特殊鋼セクター共通の「自動車向け苦戦・中国過剰生産・米関税」という逆風は来期予想に表れていますが、当期は着実に増配トレンドを積み増しました。

高炉大手3社の2026年3月期は軒並み減益でした。中国の過剰生産・米通商政策の不確実性・脱炭素投資負担という構造逆風が利益面に色濃く表れています。

📊 高炉3社の通期実績
企業売上純利益(前期比)配当
日本製鉄(5401)10兆円超171億円(▲95%24円維持
JFEHD(5411)—(個別記事参照)701億円(▲23.6%)80円(前期実績比△20円減配)
神戸製鋼所(5406)2兆4,365億円937億円(▲22%)80円(前期実績比△20円減配)

一方でヨドコウ(淀川製鋼所・5451)は純利益+28.9%と特殊鋼・電炉系には明暗もあり、業績は会社ごとに分かれる局面です。

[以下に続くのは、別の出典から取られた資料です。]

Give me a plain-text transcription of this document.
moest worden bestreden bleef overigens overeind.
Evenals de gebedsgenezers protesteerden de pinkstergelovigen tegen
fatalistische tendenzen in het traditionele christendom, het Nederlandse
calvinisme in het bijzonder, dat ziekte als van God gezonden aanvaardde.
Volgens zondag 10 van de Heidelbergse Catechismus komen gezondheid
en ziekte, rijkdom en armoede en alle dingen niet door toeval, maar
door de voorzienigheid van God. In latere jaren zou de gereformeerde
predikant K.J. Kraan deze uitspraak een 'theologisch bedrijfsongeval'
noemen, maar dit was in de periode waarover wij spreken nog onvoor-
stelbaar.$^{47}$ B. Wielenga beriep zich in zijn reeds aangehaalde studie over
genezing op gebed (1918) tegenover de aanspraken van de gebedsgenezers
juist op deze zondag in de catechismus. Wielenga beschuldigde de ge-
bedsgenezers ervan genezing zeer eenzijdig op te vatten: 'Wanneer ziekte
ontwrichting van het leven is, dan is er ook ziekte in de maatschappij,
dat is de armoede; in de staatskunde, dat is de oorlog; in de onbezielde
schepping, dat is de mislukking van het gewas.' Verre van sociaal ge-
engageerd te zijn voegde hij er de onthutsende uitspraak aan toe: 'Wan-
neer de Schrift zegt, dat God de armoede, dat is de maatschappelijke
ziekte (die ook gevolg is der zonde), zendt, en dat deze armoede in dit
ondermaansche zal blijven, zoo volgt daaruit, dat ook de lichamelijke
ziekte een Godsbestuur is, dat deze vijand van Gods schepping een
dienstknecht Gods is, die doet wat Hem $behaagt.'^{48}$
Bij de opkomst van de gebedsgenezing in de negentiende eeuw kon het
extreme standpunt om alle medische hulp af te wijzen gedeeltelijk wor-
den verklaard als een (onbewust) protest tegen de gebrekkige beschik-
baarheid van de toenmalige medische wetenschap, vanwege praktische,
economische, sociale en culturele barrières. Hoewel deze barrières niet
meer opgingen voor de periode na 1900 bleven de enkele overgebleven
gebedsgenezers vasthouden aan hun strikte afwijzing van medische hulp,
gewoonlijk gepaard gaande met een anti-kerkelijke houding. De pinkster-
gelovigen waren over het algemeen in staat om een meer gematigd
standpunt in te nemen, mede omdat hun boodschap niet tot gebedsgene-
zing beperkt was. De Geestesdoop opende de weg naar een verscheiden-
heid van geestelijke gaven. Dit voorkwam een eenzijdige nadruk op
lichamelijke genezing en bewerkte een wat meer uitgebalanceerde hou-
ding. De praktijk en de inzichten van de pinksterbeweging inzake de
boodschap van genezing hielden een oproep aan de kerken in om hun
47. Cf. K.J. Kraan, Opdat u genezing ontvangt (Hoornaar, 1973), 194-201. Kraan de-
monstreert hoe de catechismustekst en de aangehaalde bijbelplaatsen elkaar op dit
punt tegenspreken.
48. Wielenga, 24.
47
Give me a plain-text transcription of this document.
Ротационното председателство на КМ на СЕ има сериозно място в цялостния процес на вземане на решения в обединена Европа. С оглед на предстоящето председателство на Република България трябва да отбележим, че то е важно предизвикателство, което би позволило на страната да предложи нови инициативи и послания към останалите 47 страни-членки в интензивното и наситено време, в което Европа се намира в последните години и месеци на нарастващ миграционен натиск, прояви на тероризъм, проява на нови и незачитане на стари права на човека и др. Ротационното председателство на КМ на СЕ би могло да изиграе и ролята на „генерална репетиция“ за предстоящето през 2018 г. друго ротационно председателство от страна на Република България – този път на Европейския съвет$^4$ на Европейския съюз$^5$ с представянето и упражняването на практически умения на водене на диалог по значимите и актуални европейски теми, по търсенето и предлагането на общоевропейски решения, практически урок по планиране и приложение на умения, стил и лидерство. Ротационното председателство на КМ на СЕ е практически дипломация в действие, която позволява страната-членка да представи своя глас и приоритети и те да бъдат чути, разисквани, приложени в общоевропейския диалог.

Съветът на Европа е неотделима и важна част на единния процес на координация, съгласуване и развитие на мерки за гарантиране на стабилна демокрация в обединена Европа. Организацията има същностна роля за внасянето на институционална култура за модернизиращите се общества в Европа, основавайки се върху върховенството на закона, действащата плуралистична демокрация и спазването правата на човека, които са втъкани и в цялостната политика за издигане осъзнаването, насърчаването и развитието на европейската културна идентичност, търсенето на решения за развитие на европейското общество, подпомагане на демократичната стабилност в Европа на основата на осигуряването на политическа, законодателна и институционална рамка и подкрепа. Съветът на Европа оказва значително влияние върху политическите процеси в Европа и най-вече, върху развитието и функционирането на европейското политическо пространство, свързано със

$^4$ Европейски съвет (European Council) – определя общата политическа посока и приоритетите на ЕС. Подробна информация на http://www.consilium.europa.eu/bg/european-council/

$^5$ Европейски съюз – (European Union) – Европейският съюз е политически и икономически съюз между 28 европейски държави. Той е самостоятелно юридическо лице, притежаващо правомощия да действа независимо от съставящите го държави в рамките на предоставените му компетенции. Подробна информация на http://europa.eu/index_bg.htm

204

日本鉄鋼連盟が2025年12月25日に公表した「2026年度の鉄鋼需要見通し」では、国内鋼材需要・国内粗鋼生産は前年並みとされ、自動車向けは前年割れ予想。国内市場の成長が見込みにくいことが、各社の海外攻勢と国内再編を加速させています。

🧭 各社の主戦場
  • 日本製鉄:米国(USスチール)+電炉・水素還元で脱炭素対応/国内は山陽特殊製鋼の合併でグループ最適化
  • JFEスチール:インド(JSWと第3製鉄所合弁)/GXスチール・革新電気炉28年度稼働
  • 神戸製鋼:建機・電力との多角化型コングロマリットで景気変動を吸収
  • 特殊鋼・電炉:自動車構造変化と中国過剰生産への適応が共通課題
  1. 山陽特殊製鋼が日鉄に吸収合併(2027年4月)──完全子会社化からの法人格統合で国内再編が前進。
  2. JFEがインドで第3の一貫製鉄所を本格始動──2030年に粗鋼能力1,000万トンへ。
  3. 大同特殊鋼は純利益+15.2%で着地──報道の旧予想を上回り増配も継続。
  4. 高炉3社は減益──中国過剰生産・米関税・脱炭素投資の三重苦が利益を圧迫。
  5. 海外シフトと再編が業界共通の構図──日鉄=米国、JFE=インド、神鋼=多角化、特殊鋼=再編。

国内が縮むなか、各社が「自社らしい海外と脱炭素の解」を出しに来た1週間でした。各社の個別決算解説は当ブログの決算速報記事をご覧ください。

⚠️ 注意点

本記事は情報提供を目的としており、特定銘柄への投資勧誘ではありません。数値は2026年5月時点の各社公表値・報道に基づくもので、今後変更される可能性があります。出資額など一部は報道ベースの数値を含みます。最新情報は各社公式IR・適時開示でご確認ください。記載内容に基づいて被ったいかなるトラブル・損失についても、情報提供者は一切の責任を負いません。